BLOG. Como você se descobriu escritor?

A.F. Minha mãe sempre lia muito; não só isso, ela lia e comentava suas leituras, os personagens, e especialmente a interpretação que ela fazia das histórias. Para além da leitura, ela gostava de contar para mim e para as minhas duas irmãs menores as histórias das aventuras e desventuras dos nossos antepassados. Meu avô, seu pai, por exemplo, contava para mim muitas histórias do tempo em que ele foi “pracinha”, lutou na Campanha da Itália, e isso tudo ele contava para a minha mãe e para as minhas tias, também. Minha avó paterna, por outro lado, muito religiosa, fazia o mesmo, só que com os textos bíblicos, ressaltando sempre que havia uma mensagem importante por detrás das Sagradas Escrituras, a qual devia ser compreendida. Quando meu avô morreu – eu tinha dez anos de idade – minha mãe começou a escrever as histórias da família num caderninho: meu esforço, menino, em imitá-la, creio que tenha sido o primeiro passo para essa descoberta. Já na escola, tive professores de Língua Portuguesa que me incentivaram bastante – e faço questão de mencionar aqui o Prof. Claudemir, que foi, além de tudo, o primeiro a me chamar de “Assis” e não de “Daniel” quando fiz a quinta série. Eu procurava, naquela época, conciliar uma história – fosse proposta pelos exercícios de redação ou mesmo “inventada” – com aquele princípio para o qual a minha avó tinha me chamado a atenção: de que há alguma coisa a mais em todo enredo – e, por que não?, em toda ação humana, também.
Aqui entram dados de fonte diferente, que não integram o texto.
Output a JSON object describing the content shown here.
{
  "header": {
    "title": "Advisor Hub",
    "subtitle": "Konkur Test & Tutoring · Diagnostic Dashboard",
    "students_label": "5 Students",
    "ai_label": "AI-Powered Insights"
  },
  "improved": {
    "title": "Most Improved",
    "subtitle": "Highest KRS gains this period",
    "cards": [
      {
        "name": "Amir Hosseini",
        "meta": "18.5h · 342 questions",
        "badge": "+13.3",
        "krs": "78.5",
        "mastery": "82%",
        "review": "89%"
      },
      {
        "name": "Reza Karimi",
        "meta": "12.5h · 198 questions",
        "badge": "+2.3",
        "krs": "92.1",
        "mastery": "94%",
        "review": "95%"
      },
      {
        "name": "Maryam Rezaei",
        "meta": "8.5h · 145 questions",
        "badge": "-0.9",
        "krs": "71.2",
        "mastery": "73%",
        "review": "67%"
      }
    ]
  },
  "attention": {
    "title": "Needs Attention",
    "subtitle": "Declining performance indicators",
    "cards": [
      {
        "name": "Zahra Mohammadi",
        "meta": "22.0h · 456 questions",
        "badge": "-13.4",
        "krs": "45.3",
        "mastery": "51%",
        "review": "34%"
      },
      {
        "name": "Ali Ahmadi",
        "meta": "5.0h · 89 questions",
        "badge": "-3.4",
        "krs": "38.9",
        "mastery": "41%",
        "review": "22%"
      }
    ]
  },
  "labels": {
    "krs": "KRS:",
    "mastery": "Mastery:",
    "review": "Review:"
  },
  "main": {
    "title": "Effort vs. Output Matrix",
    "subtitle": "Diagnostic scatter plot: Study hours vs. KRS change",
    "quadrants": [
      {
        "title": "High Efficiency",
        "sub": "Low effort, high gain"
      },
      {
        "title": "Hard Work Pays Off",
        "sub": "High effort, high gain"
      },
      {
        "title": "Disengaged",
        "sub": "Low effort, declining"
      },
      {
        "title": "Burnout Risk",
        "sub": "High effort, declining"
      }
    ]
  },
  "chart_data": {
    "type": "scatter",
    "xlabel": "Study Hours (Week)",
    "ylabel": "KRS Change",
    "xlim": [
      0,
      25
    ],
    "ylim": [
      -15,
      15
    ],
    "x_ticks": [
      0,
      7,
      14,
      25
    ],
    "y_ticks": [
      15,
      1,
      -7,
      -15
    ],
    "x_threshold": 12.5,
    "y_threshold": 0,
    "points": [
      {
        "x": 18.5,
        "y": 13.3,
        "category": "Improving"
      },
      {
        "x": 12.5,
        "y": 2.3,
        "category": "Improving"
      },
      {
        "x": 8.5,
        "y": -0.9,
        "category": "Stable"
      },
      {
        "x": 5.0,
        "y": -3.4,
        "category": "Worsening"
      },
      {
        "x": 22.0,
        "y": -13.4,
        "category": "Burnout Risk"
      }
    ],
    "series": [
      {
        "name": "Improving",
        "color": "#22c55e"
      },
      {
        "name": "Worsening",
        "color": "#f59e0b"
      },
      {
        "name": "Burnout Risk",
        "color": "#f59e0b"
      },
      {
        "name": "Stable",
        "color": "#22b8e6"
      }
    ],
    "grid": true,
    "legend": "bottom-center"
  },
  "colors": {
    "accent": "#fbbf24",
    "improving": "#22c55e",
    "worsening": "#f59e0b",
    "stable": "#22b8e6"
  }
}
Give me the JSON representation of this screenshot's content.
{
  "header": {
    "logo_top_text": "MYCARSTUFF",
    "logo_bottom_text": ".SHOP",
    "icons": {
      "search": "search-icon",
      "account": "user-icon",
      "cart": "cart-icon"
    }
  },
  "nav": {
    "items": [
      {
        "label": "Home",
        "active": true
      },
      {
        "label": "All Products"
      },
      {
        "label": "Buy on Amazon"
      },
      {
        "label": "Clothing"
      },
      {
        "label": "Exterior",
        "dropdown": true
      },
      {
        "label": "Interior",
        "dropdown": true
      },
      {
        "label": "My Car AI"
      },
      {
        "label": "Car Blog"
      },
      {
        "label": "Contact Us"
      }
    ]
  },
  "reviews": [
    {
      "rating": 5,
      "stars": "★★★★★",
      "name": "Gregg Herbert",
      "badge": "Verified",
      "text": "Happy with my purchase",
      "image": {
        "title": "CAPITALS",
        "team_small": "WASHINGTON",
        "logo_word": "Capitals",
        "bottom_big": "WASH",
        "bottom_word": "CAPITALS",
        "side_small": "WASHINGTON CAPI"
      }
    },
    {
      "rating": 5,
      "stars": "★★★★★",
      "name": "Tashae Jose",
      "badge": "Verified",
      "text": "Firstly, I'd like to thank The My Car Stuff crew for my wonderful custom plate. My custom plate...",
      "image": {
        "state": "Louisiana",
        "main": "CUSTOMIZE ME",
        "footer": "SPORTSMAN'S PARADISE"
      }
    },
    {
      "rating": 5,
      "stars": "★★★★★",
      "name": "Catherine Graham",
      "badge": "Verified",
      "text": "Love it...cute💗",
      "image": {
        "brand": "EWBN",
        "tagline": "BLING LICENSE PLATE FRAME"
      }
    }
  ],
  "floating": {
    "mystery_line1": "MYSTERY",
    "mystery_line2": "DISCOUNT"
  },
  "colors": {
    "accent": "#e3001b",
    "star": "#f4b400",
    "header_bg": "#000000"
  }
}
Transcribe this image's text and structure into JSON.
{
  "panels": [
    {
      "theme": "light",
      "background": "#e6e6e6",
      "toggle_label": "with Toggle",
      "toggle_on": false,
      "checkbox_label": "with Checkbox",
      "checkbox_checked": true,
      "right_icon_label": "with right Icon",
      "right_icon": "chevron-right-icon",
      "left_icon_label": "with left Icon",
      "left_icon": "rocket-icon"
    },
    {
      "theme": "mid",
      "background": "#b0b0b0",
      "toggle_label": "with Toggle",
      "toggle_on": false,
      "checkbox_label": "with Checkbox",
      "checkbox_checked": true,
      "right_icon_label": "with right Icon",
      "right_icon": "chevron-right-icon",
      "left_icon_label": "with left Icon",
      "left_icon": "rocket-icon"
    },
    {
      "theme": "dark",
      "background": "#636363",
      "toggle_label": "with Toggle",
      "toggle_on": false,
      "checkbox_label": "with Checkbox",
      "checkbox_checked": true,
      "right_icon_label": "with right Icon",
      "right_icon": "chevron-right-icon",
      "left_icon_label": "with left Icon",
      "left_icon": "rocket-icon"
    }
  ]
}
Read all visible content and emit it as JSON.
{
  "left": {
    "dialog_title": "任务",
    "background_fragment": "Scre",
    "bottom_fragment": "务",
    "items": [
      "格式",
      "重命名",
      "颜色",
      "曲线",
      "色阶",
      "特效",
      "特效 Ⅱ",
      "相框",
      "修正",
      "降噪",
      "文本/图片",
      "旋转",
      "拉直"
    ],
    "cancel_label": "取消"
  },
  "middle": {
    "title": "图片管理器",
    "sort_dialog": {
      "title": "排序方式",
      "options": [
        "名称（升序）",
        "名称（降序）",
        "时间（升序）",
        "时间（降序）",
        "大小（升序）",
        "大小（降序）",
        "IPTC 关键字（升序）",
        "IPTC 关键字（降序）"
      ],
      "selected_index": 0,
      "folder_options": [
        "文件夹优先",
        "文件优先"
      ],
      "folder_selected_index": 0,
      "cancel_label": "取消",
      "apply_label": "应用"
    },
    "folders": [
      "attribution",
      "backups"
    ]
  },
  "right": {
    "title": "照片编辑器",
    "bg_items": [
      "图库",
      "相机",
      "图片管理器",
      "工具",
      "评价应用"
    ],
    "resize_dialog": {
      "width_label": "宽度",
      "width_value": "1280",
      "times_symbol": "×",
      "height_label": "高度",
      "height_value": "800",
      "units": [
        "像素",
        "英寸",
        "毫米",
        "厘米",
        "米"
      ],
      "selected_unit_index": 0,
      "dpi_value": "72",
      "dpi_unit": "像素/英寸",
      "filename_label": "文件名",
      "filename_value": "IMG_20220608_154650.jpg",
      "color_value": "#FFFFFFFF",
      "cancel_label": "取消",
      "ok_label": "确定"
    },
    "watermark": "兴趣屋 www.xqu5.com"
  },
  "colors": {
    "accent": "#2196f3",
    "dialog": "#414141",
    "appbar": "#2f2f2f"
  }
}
Creio que os elogios que tive da parte de meus coleguinhas de escola e o incentivo que os professores me deram tenham sido um segundo passo para essa descoberta. O terceiro passo, este, então, conclusivo, foi quando comecei a participar de concursos literários – aliás, não só participar, mas também ser, ou não ser, premiado. Isso foi há uns quinze anos. De lá para cá, resolvi investir nesse caminho.

 

BLOG. Quais são os autores que marcaram sua vida?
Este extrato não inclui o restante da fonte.